Middle East Eye est allé en Jordanie pour parler aux gens du pays et à des politiciens qui sentent l’épreuve de l’effondrement régionale
Jordaniens célébrant leur fête de l'indépendance le 25 mai 2015, Amman (MEE / Michaela Whitton)

La Jordanie, pays avec peu de ressources naturelles, notamment en eau, a néanmoins une histoire extraordinaire et longue de plusieurs décennies dans l’accueil de réfugiés fuyant les troubles dans la région. Depuis le début de la guerre syrienne en 2011, la population de la Jordanie a augmenté de 20 %, poussant une infrastructure déjà fragile à sa limite et exacerbant le chômage intérieur car les nouveaux arrivants cherchent à travailler.

La violence qui déchire ses voisins frappe également de plein fouet le commerce jordanien dans la région, réduisant sa capacité à financer ses besoins internes. L'ancien Premier ministre Samir al-Rifai a dit à MEE que la dette du pays a augmenté de 100 % depuis le début de la crise syrienne.

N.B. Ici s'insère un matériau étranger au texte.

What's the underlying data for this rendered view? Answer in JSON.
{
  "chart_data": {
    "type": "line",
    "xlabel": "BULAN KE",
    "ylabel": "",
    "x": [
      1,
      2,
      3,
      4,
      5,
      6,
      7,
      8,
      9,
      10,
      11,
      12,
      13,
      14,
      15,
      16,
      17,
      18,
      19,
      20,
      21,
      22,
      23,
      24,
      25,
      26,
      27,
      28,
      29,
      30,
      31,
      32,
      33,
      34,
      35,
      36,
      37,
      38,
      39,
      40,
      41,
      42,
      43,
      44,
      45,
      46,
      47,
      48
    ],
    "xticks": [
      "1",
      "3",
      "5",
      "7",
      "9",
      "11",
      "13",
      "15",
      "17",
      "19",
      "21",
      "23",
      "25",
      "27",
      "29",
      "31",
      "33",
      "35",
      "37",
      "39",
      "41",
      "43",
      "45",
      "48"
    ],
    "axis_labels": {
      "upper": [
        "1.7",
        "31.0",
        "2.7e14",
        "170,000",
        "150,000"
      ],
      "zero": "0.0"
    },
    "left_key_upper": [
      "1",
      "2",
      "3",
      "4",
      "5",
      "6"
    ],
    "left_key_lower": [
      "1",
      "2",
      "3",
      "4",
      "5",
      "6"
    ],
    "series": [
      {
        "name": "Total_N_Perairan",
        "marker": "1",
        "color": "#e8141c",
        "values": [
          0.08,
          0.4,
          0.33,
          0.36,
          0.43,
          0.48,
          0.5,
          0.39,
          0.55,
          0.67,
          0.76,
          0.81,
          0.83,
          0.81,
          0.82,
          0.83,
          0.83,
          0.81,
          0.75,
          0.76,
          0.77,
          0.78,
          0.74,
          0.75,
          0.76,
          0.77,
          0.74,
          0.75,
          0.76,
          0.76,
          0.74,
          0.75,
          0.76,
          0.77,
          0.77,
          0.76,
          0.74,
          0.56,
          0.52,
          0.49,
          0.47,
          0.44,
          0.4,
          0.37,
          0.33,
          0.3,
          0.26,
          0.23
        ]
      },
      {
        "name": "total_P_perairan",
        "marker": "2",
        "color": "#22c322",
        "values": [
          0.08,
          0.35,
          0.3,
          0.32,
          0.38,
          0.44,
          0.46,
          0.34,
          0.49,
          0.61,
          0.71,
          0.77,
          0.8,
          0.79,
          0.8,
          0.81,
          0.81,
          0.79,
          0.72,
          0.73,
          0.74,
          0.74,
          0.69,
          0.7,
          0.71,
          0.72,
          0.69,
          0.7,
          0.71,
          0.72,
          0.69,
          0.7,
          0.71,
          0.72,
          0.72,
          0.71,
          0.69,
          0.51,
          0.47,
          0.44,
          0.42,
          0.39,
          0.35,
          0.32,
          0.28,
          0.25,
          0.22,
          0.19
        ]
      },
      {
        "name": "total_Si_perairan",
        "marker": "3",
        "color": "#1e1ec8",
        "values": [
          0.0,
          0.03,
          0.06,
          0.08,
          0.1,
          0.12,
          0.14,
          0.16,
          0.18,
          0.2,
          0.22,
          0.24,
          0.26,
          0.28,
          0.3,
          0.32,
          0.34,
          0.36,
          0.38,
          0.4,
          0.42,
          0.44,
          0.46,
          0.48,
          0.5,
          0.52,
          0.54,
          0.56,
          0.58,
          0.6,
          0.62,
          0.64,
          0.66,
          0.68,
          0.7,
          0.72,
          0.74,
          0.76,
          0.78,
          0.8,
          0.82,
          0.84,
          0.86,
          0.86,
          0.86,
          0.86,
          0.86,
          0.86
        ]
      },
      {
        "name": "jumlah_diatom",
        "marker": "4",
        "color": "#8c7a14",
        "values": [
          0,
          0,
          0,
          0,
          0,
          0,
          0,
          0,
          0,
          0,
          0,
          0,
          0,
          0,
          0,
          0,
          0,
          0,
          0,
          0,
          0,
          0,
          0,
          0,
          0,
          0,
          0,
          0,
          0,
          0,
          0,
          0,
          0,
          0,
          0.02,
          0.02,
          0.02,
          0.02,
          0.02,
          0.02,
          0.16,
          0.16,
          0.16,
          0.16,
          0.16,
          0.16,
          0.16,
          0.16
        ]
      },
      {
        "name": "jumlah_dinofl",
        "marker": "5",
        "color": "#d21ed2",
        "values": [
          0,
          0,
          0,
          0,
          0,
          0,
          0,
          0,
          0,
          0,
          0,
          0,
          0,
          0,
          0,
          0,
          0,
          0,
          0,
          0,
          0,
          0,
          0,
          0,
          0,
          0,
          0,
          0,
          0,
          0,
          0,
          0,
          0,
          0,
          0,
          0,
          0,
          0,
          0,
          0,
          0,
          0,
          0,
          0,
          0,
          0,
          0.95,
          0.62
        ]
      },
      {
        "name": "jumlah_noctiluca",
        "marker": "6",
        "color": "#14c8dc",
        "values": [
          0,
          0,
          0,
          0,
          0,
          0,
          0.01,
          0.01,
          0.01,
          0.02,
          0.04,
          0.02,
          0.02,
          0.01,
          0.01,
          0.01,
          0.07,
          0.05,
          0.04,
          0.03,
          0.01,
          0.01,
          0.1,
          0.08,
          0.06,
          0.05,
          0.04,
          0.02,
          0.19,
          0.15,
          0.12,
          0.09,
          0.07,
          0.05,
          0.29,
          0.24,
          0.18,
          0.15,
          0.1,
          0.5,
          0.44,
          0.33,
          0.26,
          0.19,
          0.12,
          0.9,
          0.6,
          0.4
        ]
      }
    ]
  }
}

L’afflux de réfugiés a un impact énorme sur les écoles, les hôpitaux et la sécurité ainsi que sur les importations.

De quatre millions de réfugiés syriens enregistrés par l'agence des Nations unies pour les réfugiés (UNHCR), plus de 620 000 sont en Jordanie, déjà le deuxième pays le plus pauvre en eau à l'échelle mondiale.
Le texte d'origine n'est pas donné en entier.